Quel jour était-ce ?

Je ne m'en souviens pas.

C'est horrible à dire, tu sais, mais je ne m'en souviens pas !

Les jours de grand départ, pourtant, on les retient.

On les attend...

Parfois même plus qu'un enfant.

On note au feutre rouge une date quelconque dans l'agenda,

Et cette date qui au départ ne signifiait rien,

Ce jour-là,

Ce jour qui aurait dû ressembler à tant d'autres,

Ce jour qui aurait pu être le reflet de la veille dans le miroir du temps,

Il trouve d'un seul coup un sens dans le terreau de nos vies,

Une raison d'exister, un brin d'herbe pour repousser la nuit.

Juste parce que la pointe d'un feutre rouge l'a teint d'écarlate.

C'est puissant ce qu'un petit feutre rouge peut décider...

Et voilà, je ne sais plus,

Je sais plus.

Quel jour était-ce ?

Dis-moi, quel jour était-ce ?

Ce jour où l'on s'était promis que l’on s'en irait, que l’on s'en irait.

Se gaver d'air frais

Loin de ces vipères d'asphalte et de ces jungles de béton,

De ces masques gris et de leurs bergamasques morbides.

Partir, oui, partir,

Foutre nos agendas à la poubelle et même leur marcher dessus !

Pour foutre une claque aux discours qui nous imposent le mutisme,

Pour tenir la dragée haute aux fausses intentions de compassion,

Et laisser nos bagages dans les sas de sécurité des aéroports...

Parce qu'on n’avait pas l'intention de voler.

J'm'en souviens de ça.

On n'avait pas l'intention de voler.

On voulait juste toucher le ciel mauve des crépuscules qui se donnaient en spectacle.

Tu voulais caresser les ombres brûlantes des nuages saphir que l'on ne voyait pas depuis la terre,

Et moi, je voulais simplement pousser la porte des astres pour leur conter fleurette.

 

Quel jour était-ce ?

Dis-moi, quel jour était-ce ?

Ce matin, où nous avons décidé de nous rencontrer.
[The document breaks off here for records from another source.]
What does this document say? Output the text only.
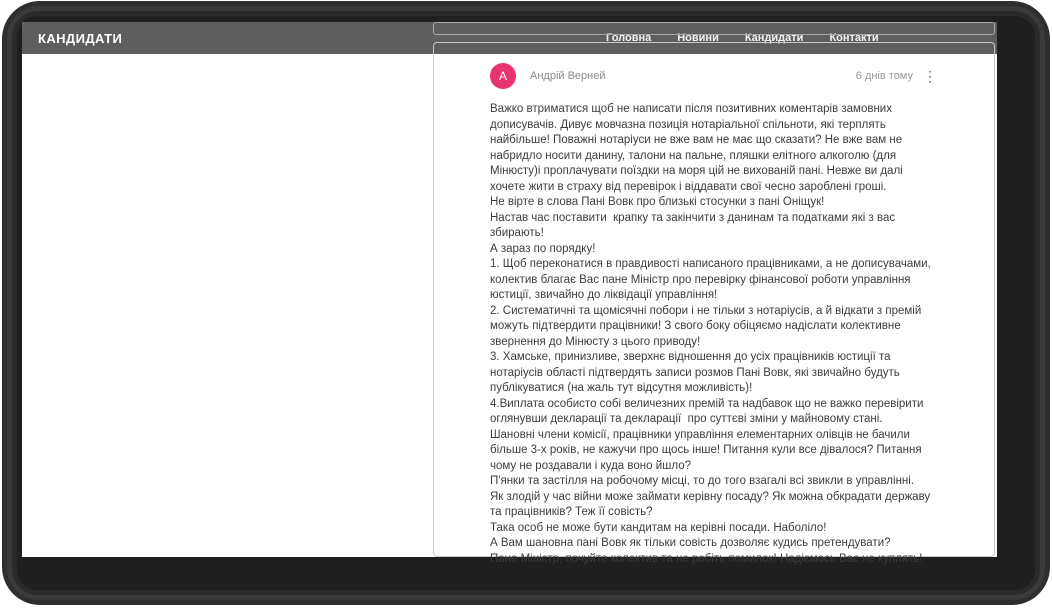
КАНДИДАТИ	Головна Новини Кандидати Контакти
A	Андрій Верней	6 днів тому ⋮
Важко втриматися щоб не написати після позитивних коментарів замовних дописувачів. Дивує мовчазна позиція нотаріальної спільноти, які терплять найбільше! Поважні нотаріуси не вже вам не має що сказати? Не вже вам не набридло носити данину, талони на пальне, пляшки елітного алкоголю (для Мінюсту)і проплачувати поїздки на моря цій не вихованій пані. Невже ви далі хочете жити в страху від перевірок і віддавати свої чесно зароблені гроші.
Не вірте в слова Пані Вовк про близькі стосунки з пані Оніщук!
Настав час поставити  крапку та закінчити з данинам та податками які з вас збирають!
А зараз по порядку!
1. Щоб переконатися в правдивості написаного працівниками, а не дописувачами, колектив благає Вас пане Міністр про перевірку фінансової роботи управління юстиції, звичайно до ліквідації управління!
2. Систематичні та щомісячні побори і не тільки з нотаріусів, а й відкати з премій можуть підтвердити працівники! З свого боку обіцяємо надіслати колективне звернення до Мінюсту з цього приводу!
3. Хамське, принизливе, зверхнє відношення до усіх працівників юстиції та нотаріусів області підтвердять записи розмов Пані Вовк, які звичайно будуть публікуватися (на жаль тут відсутня можливість)!
4.Виплата особисто собі величезних премій та надбавок що не важко перевірити оглянувши декларації та декларації  про суттєві зміни у майновому стані.
Шановні члени комісії, працівники управління елементарних олівців не бачили більше 3-х років, не кажучи про щось інше! Питання кули все дівалося? Питання чому не роздавали і куда воно йшло?
П'янки та застілля на робочому місці, то до того взагалі всі звикли в управлінні.
Як злодій у час війни може займати керівну посаду? Як можна обкрадати державу та працівників? Теж її совість?
Така особ не може бути кандитам на керівні посади. Наболіло!
А Вам шановна пані Вовк як тільки совість дозволяє кудись претендувати?
Пане Міністр, почуйте колектив та не робіть помилок! Надіємось Вас не куплять!
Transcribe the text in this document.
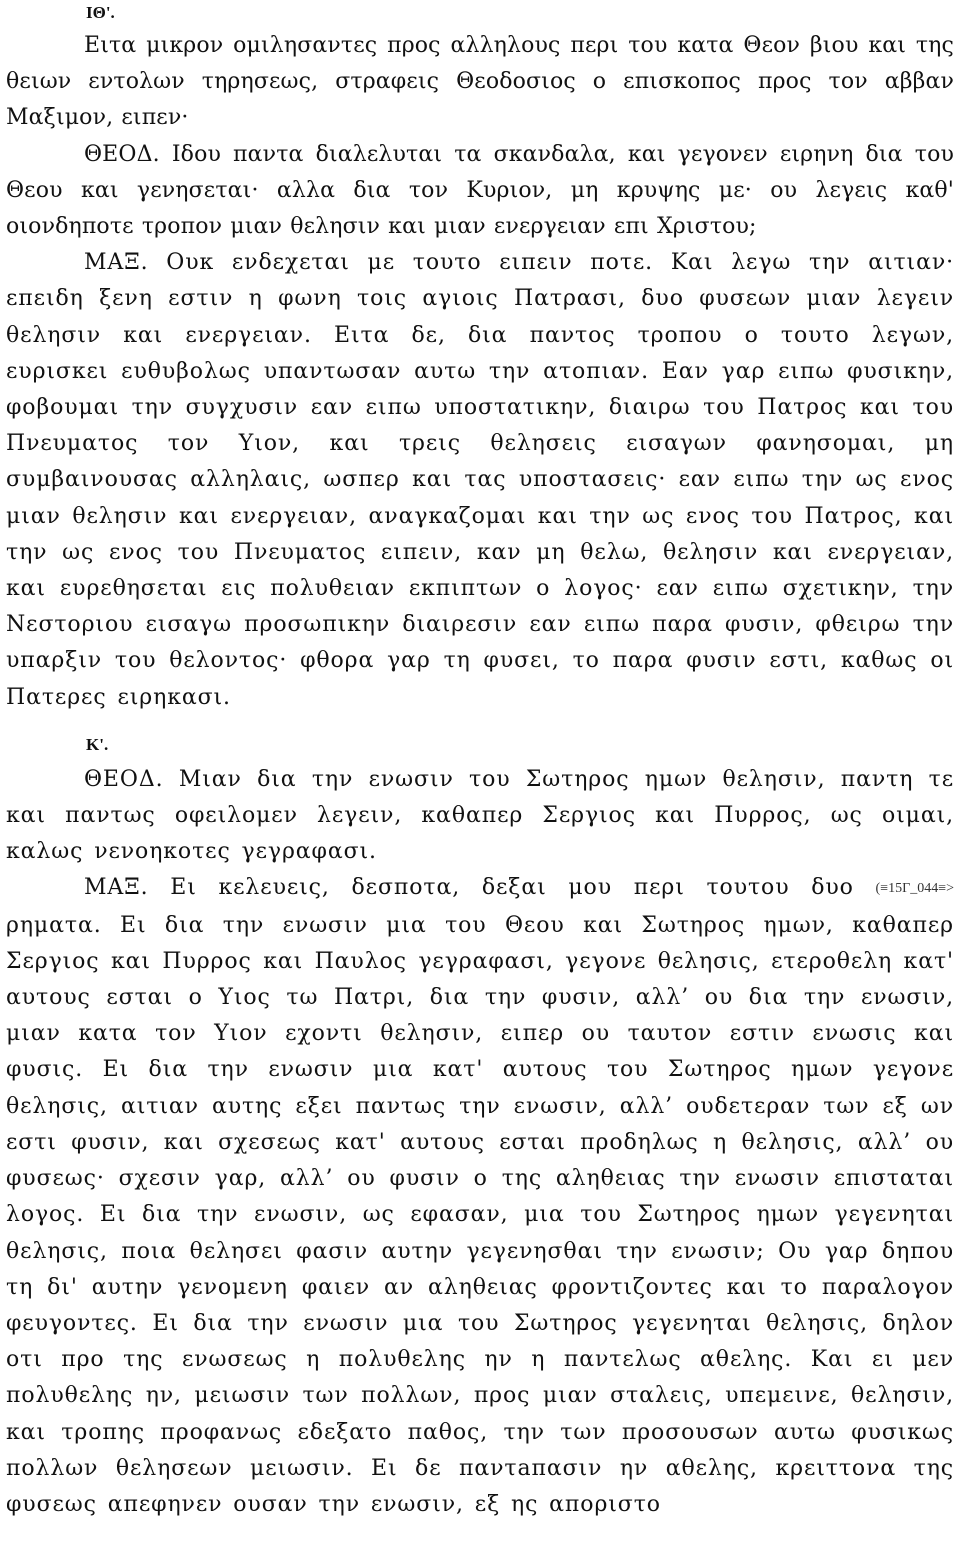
ΙΘ'.

Ειτα μικρον ομιλησαντες προς αλληλους περι του κατα Θεον βιου και της θειων εντολων τηρησεως, στραφεις Θεοδοσιος ο επισκοπος προς τον αββαν Μαξιμον, ειπεν·

ΘΕΟΔ. Ιδου παντα διαλελυται τα σκανδαλα, και γεγονεν ειρηνη δια του Θεου και γενησεται· αλλα δια τον Κυριον, μη κρυψης με· ου λεγεις καθ' οιονδηποτε τροπον μιαν θελησιν και μιαν ενεργειαν επι Χριστου;

ΜΑΞ. Ουκ ενδεχεται με τουτο ειπειν ποτε. Και λεγω την αιτιαν· επειδη ξενη εστιν η φωνη τοις αγιοις Πατρασι, δυο φυσεων μιαν λεγειν θελησιν και ενεργειαν. Ειτα δε, δια παντος τροπου ο τουτο λεγων, ευρισκει ευθυβολως υπαντωσαν αυτω την ατοπιαν. Εαν γαρ ειπω φυσικην, φοβουμαι την συγχυσιν εαν ειπω υποστατικην, διαιρω του Πατρος και του Πνευματος τον Υιον, και τρεις θελησεις εισαγων φανησομαι, μη συμβαινουσας αλληλαις, ωσπερ και τας υποστασεις· εαν ειπω την ως ενος μιαν θελησιν και ενεργειαν, αναγκαζομαι και την ως ενος του Πατρος, και την ως ενος του Πνευματος ειπειν, καν μη θελω, θελησιν και ενεργειαν, και ευρεθησεται εις πολυθειαν εκπιπτων ο λογος· εαν ειπω σχετικην, την Νεστοριου εισαγω προσωπικην διαιρεσιν εαν ειπω παρα φυσιν, φθειρω την υπαρξιν του θελοντος· φθορα γαρ τη φυσει, το παρα φυσιν εστι, καθως οι Πατερες ειρηκασι.

Κ'.

ΘΕΟΔ. Μιαν δια την ενωσιν του Σωτηρος ημων θελησιν, παντη τε και παντως οφειλομεν λεγειν, καθαπερ Σεργιος και Πυρρος, ως οιμαι, καλως νενοηκοτες γεγραφασι.

ΜΑΞ. Ει κελευεις, δεσποτα, δεξαι μου περι τουτου δυο (≡15Γ_044≡> ρηματα. Ει δια την ενωσιν μια του Θεου και Σωτηρος ημων, καθαπερ Σεργιος και Πυρρος και Παυλος γεγραφασι, γεγονε θελησις, ετεροθελη κατ' αυτους εσται ο Υιος τω Πατρι, δια την φυσιν, αλλ’ ου δια την ενωσιν, μιαν κατα τον Υιον εχοντι θελησιν, ειπερ ου ταυτον εστιν ενωσις και φυσις. Ει δια την ενωσιν μια κατ' αυτους του Σωτηρος ημων γεγονε θελησις, αιτιαν αυτης εξει παντως την ενωσιν, αλλ’ ουδετεραν των εξ ων εστι φυσιν, και σχεσεως κατ' αυτους εσται προδηλως η θελησις, αλλ’ ου φυσεως· σχεσιν γαρ, αλλ’ ου φυσιν ο της αληθειας την ενωσιν επισταται λογος. Ει δια την ενωσιν, ως εφασαν, μια του Σωτηρος ημων γεγενηται θελησις, ποια θελησει φασιν αυτην γεγενησθαι την ενωσιν; Ου γαρ δηπου τη δι' αυτην γενομενη φαιεν αν αληθειας φροντιζοντες και το παραλογον φευγοντες. Ει δια την ενωσιν μια του Σωτηρος γεγενηται θελησις, δηλον οτι προ της ενωσεως η πολυθελης ην η παντελως αθελης. Και ει μεν πολυθελης ην, μειωσιν των πολλων, προς μιαν σταλεις, υπεμεινε, θελησιν, και τροπης προφανως εδεξατο παθος, την των προσουσων αυτω φυσικως πολλων θελησεων μειωσιν. Ει δε παντaπασιν ην αθελης, κρειττονα της φυσεως απεφηνεν ουσαν την ενωσιν, εξ ης αποριστο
T'avais mis un manteau rouge ce jour-là,

Comme la pointe du feutre qui avait bloqué cette date dans l'agenda.

Moi ? Je crois que c'était un pull de jade que je portais, avec un jeans bleu pétrole pour faire fuir les ombres.

Enfin, je ne m'en rappelle plus.

On avait choisi un terrain neutre, un lieu-dit blanc et une chanson aussi, ça, je me souviens, il y avait une chanson.

Un chant en fleur de coton,

Et des bleuets d'amant pour les peindre.

C'était beau les couleurs de nos chimères,

Ces croyances teintées de mousse à la menthe,

Ces clins d'œil incandescents,

Et ces phrases d'azur que l'on déversait le long du fleuve.

 

Quel jour était-ce ?

Dis-moi, quel jour était-ce ?

C'est horrible à dire, tu sais mais je ne m'en souviens pas !

Je ne m'en souviens pas.

Si ce n'est qu'on avait bloqué une date dans l'agenda.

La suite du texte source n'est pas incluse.